Addressing these challenges will not be easy but is essential to securing the foundation of Medicare ACOs. NAACOS urges CMS and the Administration to take immediate action to:
- Account for the significant investments ACOs make by including them in calculations of ACO risk,
- Address shortcomings of existing ACO two-sided risk models which require levels of financial risk that are untenable for many ACOs,
- Include all ACOs in CMS's list of Advanced Alternative Payment Models (APMs) under MACRA, and
- Remedy issues related to the overlap of competing CMS programs in a way that prioritizes population-based payment models such as ACOs.
"ACOs at a Crossroads" and its recommendations follow a recent NAACOS ACO Cost and MACRA Implementation Survey from 144 unique MSSP ACOs that found that over half (56 percent) were unlikely to stay in the MSSP if not eligible for the Advanced APM bonus.
"Our survey shows how ACOs are growing in their frustration as new policies come out that exclude or negatively impact ACOs. We hope that CMS and the Administration will listen to these important stakeholders. The ACOs' frustration is understandable," said Clif Gaus.
NAACOS desires to see Medicare ACOs achieve long-term sustainability necessary to enhance care coordination for beneficiaries, lower the growth rate of health care spending, and improve quality in the Medicare program. ACOs are on the cusp of so much potential, and NAACOS hopes that "ACOs at a Crossroads" will initiate a dialogue about these issues so we can work together to support ACOs today and moving into the future.

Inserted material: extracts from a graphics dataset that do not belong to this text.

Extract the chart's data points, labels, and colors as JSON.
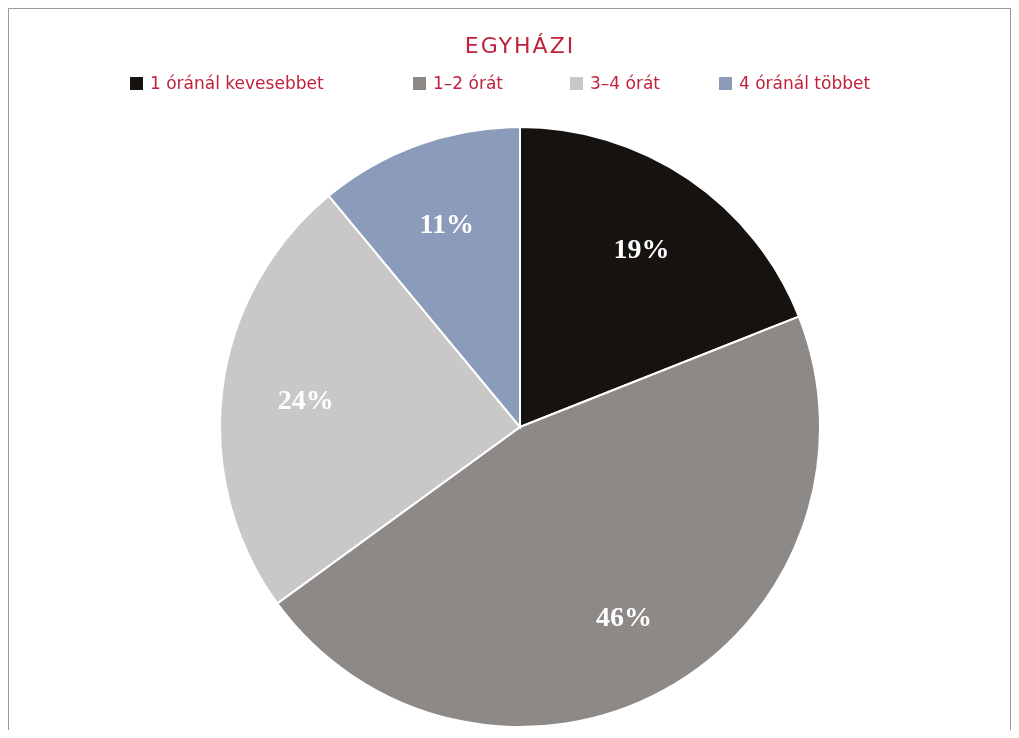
{
  "chart_data": {
    "type": "pie",
    "title": "EGYHÁZI",
    "categories": [
      "1 óránál kevesebbet",
      "1–2 órát",
      "3–4 órát",
      "4 óránál többet"
    ],
    "values": [
      19,
      46,
      24,
      11
    ],
    "colors": [
      "#15120f",
      "#8c8987",
      "#c9c7c7",
      "#8b9cba"
    ],
    "value_labels": [
      "19%",
      "46%",
      "24%",
      "11%"
    ],
    "legend": "top"
  }
}
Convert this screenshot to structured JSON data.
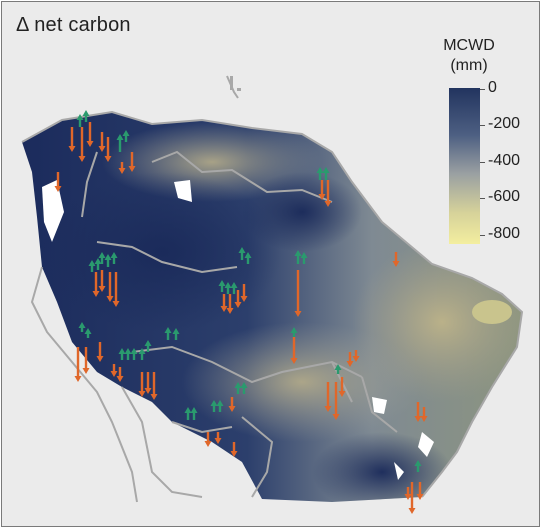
{
  "title": "Δ net carbon",
  "legend": {
    "title_line1": "MCWD",
    "title_line2": "(mm)",
    "ticks": [
      "0",
      "-200",
      "-400",
      "-600",
      "-800"
    ],
    "colors": {
      "wet": "#16275a",
      "mid": "#8a93a0",
      "dry": "#f3ec9a"
    }
  },
  "arrow_colors": {
    "gain": "#2a9a6e",
    "loss": "#e0672a"
  }
}
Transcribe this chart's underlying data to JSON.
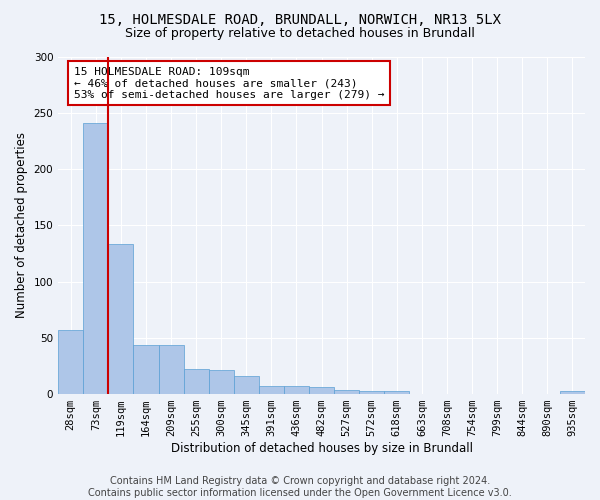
{
  "title_line1": "15, HOLMESDALE ROAD, BRUNDALL, NORWICH, NR13 5LX",
  "title_line2": "Size of property relative to detached houses in Brundall",
  "xlabel": "Distribution of detached houses by size in Brundall",
  "ylabel": "Number of detached properties",
  "categories": [
    "28sqm",
    "73sqm",
    "119sqm",
    "164sqm",
    "209sqm",
    "255sqm",
    "300sqm",
    "345sqm",
    "391sqm",
    "436sqm",
    "482sqm",
    "527sqm",
    "572sqm",
    "618sqm",
    "663sqm",
    "708sqm",
    "754sqm",
    "799sqm",
    "844sqm",
    "890sqm",
    "935sqm"
  ],
  "values": [
    57,
    241,
    133,
    44,
    44,
    22,
    21,
    16,
    7,
    7,
    6,
    4,
    3,
    3,
    0,
    0,
    0,
    0,
    0,
    0,
    3
  ],
  "bar_color": "#aec6e8",
  "bar_edge_color": "#5a9fd4",
  "vline_x_index": 1,
  "vline_color": "#cc0000",
  "annotation_text": "15 HOLMESDALE ROAD: 109sqm\n← 46% of detached houses are smaller (243)\n53% of semi-detached houses are larger (279) →",
  "annotation_box_color": "#ffffff",
  "annotation_box_edge": "#cc0000",
  "ylim": [
    0,
    300
  ],
  "yticks": [
    0,
    50,
    100,
    150,
    200,
    250,
    300
  ],
  "footer_line1": "Contains HM Land Registry data © Crown copyright and database right 2024.",
  "footer_line2": "Contains public sector information licensed under the Open Government Licence v3.0.",
  "bg_color": "#eef2f9",
  "grid_color": "#ffffff",
  "title_fontsize": 10,
  "subtitle_fontsize": 9,
  "axis_label_fontsize": 8.5,
  "tick_fontsize": 7.5,
  "annotation_fontsize": 8,
  "footer_fontsize": 7
}
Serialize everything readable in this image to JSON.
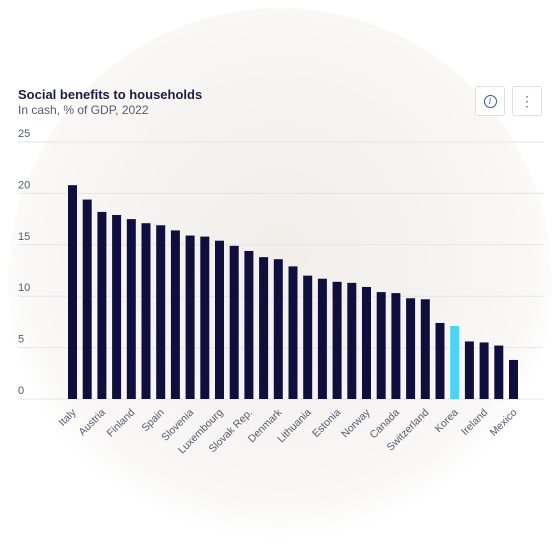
{
  "header": {
    "title": "Social benefits to households",
    "subtitle": "In cash, % of GDP, 2022",
    "info_icon": "info-icon",
    "menu_icon": "more-vertical-icon",
    "menu_glyph": "⋮",
    "info_glyph": "i"
  },
  "colors": {
    "bar": "#0f0f3d",
    "highlight": "#4dd3f5",
    "grid": "#e3e5ea"
  },
  "chart_data": {
    "type": "bar",
    "title": "Social benefits to households",
    "subtitle": "In cash, % of GDP, 2022",
    "ylim": [
      0,
      25
    ],
    "yticks": [
      0,
      5,
      10,
      15,
      20,
      25
    ],
    "grid": true,
    "highlight_category": "Korea",
    "categories": [
      "Italy",
      "",
      "Austria",
      "",
      "Finland",
      "",
      "Spain",
      "",
      "Slovenia",
      "",
      "Luxembourg",
      "",
      "Slovak Rep.",
      "",
      "Denmark",
      "",
      "Lithuania",
      "",
      "Estonia",
      "",
      "Norway",
      "",
      "Canada",
      "",
      "Switzerland",
      "",
      "Korea",
      "",
      "Ireland",
      "",
      "Mexico"
    ],
    "values": [
      20.8,
      19.4,
      18.2,
      17.9,
      17.5,
      17.1,
      16.9,
      16.4,
      15.9,
      15.8,
      15.4,
      14.9,
      14.4,
      13.8,
      13.6,
      12.9,
      12.0,
      11.7,
      11.4,
      11.3,
      10.9,
      10.4,
      10.3,
      9.8,
      9.7,
      7.4,
      7.1,
      5.6,
      5.5,
      5.2,
      3.8
    ]
  }
}
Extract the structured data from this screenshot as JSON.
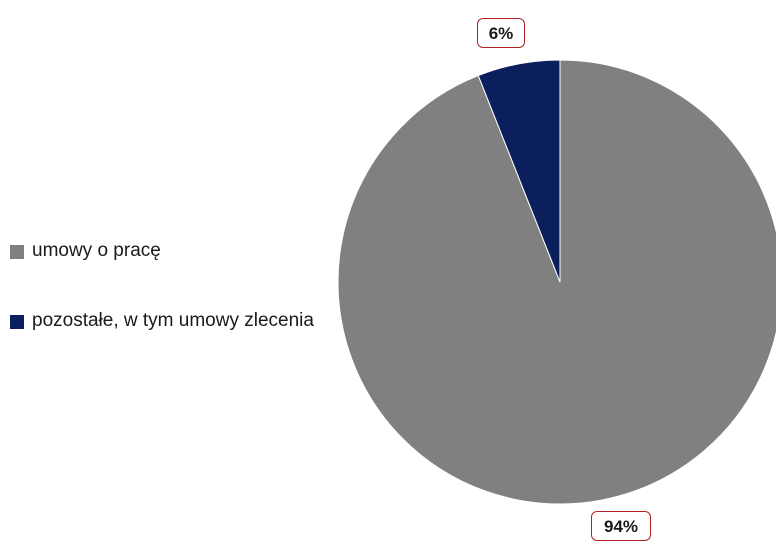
{
  "chart_data": {
    "type": "pie",
    "slices": [
      {
        "label": "umowy o pracę",
        "value": 94,
        "display": "94%",
        "color": "#808080"
      },
      {
        "label": "pozostałe, w tym umowy zlecenia",
        "value": 6,
        "display": "6%",
        "color": "#0b1f5c"
      }
    ],
    "start_angle_deg": 0,
    "direction": "clockwise",
    "legend_position": "left",
    "title": ""
  }
}
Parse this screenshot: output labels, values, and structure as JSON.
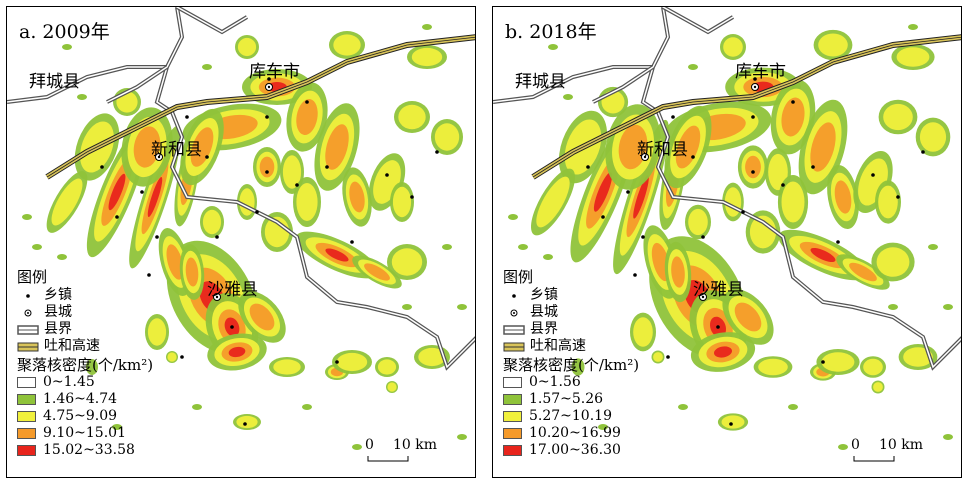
{
  "colors": {
    "class_0": "#ffffff",
    "class_1": "#8fc33a",
    "class_2": "#f0f03c",
    "class_3": "#f59a2a",
    "class_4": "#e8241c",
    "county_boundary": "#8a8a8a",
    "expressway": "#d9c45a"
  },
  "icons": {
    "township": "dot-icon",
    "county_seat": "circled-dot-icon",
    "county_boundary": "double-line-icon",
    "expressway": "striped-road-icon"
  },
  "place_names": {
    "baicheng": "拜城县",
    "kuche": "库车市",
    "xinhe": "新和县",
    "shaya": "沙雅县"
  },
  "legend": {
    "title": "图例",
    "township": "乡镇",
    "county_seat": "县城",
    "county_boundary": "县界",
    "expressway": "吐和高速",
    "density_title": "聚落核密度(个/km²)"
  },
  "scalebar": {
    "zero": "0",
    "label": "10 km"
  },
  "panels": [
    {
      "title": "a. 2009年",
      "classes": [
        "0~1.45",
        "1.46~4.74",
        "4.75~9.09",
        "9.10~15.01",
        "15.02~33.58"
      ]
    },
    {
      "title": "b. 2018年",
      "classes": [
        "0~1.56",
        "1.57~5.26",
        "5.27~10.19",
        "10.20~16.99",
        "17.00~36.30"
      ]
    }
  ]
}
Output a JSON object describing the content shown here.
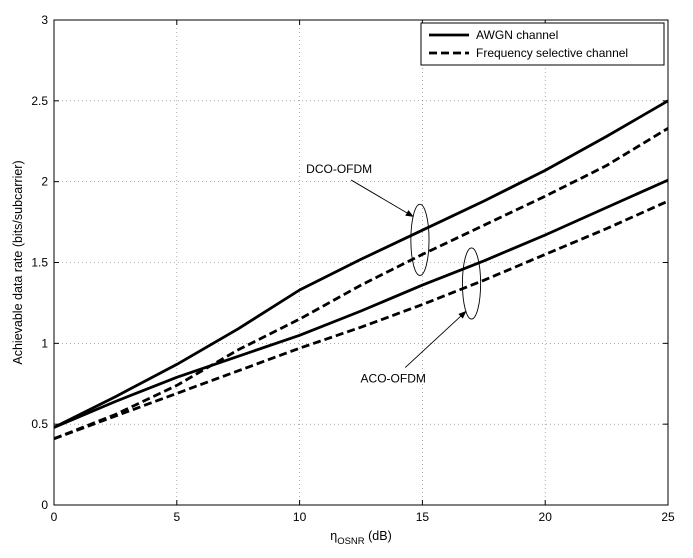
{
  "chart_data": {
    "type": "line",
    "title": "",
    "xlabel": "η",
    "xlabel_subscript": "OSNR",
    "xlabel_suffix": " (dB)",
    "ylabel": "Achievable data rate (bits/subcarrier)",
    "xlim": [
      0,
      25
    ],
    "ylim": [
      0,
      3
    ],
    "xticks": [
      0,
      5,
      10,
      15,
      20,
      25
    ],
    "yticks": [
      0,
      0.5,
      1,
      1.5,
      2,
      2.5,
      3
    ],
    "xtick_labels": [
      "0",
      "5",
      "10",
      "15",
      "20",
      "25"
    ],
    "ytick_labels": [
      "0",
      "0.5",
      "1",
      "1.5",
      "2",
      "2.5",
      "3"
    ],
    "grid": true,
    "legend_position": "top-right",
    "legend": [
      {
        "label": "AWGN channel",
        "style": "solid"
      },
      {
        "label": "Frequency selective channel",
        "style": "dashed"
      }
    ],
    "series": [
      {
        "name": "DCO-OFDM, AWGN channel",
        "style": "solid",
        "x": [
          0,
          2.5,
          5,
          7.5,
          10,
          12.5,
          15,
          17.5,
          20,
          22.5,
          25
        ],
        "y": [
          0.48,
          0.67,
          0.87,
          1.09,
          1.33,
          1.52,
          1.7,
          1.88,
          2.07,
          2.28,
          2.5
        ]
      },
      {
        "name": "DCO-OFDM, Frequency selective channel",
        "style": "dashed",
        "x": [
          0,
          2.5,
          5,
          7.5,
          10,
          12.5,
          15,
          17.5,
          20,
          22.5,
          25
        ],
        "y": [
          0.41,
          0.56,
          0.74,
          0.96,
          1.15,
          1.36,
          1.55,
          1.73,
          1.91,
          2.1,
          2.33
        ]
      },
      {
        "name": "ACO-OFDM, AWGN channel",
        "style": "solid",
        "x": [
          0,
          2.5,
          5,
          7.5,
          10,
          12.5,
          15,
          17.5,
          20,
          22.5,
          25
        ],
        "y": [
          0.48,
          0.64,
          0.79,
          0.92,
          1.05,
          1.2,
          1.36,
          1.51,
          1.67,
          1.84,
          2.01
        ]
      },
      {
        "name": "ACO-OFDM, Frequency selective channel",
        "style": "dashed",
        "x": [
          0,
          2.5,
          5,
          7.5,
          10,
          12.5,
          15,
          17.5,
          20,
          22.5,
          25
        ],
        "y": [
          0.41,
          0.55,
          0.69,
          0.83,
          0.97,
          1.1,
          1.24,
          1.39,
          1.55,
          1.71,
          1.88
        ]
      }
    ],
    "annotations": [
      {
        "text": "DCO-OFDM",
        "ellipse_center": [
          14.9,
          1.64
        ],
        "ellipse_radius": [
          0.37,
          0.22
        ],
        "arrow_from": [
          12.1,
          2.01
        ]
      },
      {
        "text": "ACO-OFDM",
        "ellipse_center": [
          17.0,
          1.37
        ],
        "ellipse_radius": [
          0.37,
          0.22
        ],
        "arrow_from": [
          14.3,
          0.85
        ]
      }
    ]
  }
}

More information about "ACOs at the Crossroads: Cost, Risk and MACRA" can be found at www.NAACOS.com.
About NAACOS. The National Association of ACOs (NAACOS) is the largest association of Medicare ACOs, representing over 3 million beneficiary lives through 180 MSSP ACOs, Next Generation, Pioneer and commercial ACOs. NAACOS is an ACO member-led and member-owned non-profit organization that works on behalf of ACOs across the nation to improve the quality of Medicare delivery, population health and outcomes, and healthcare cost and efficiency.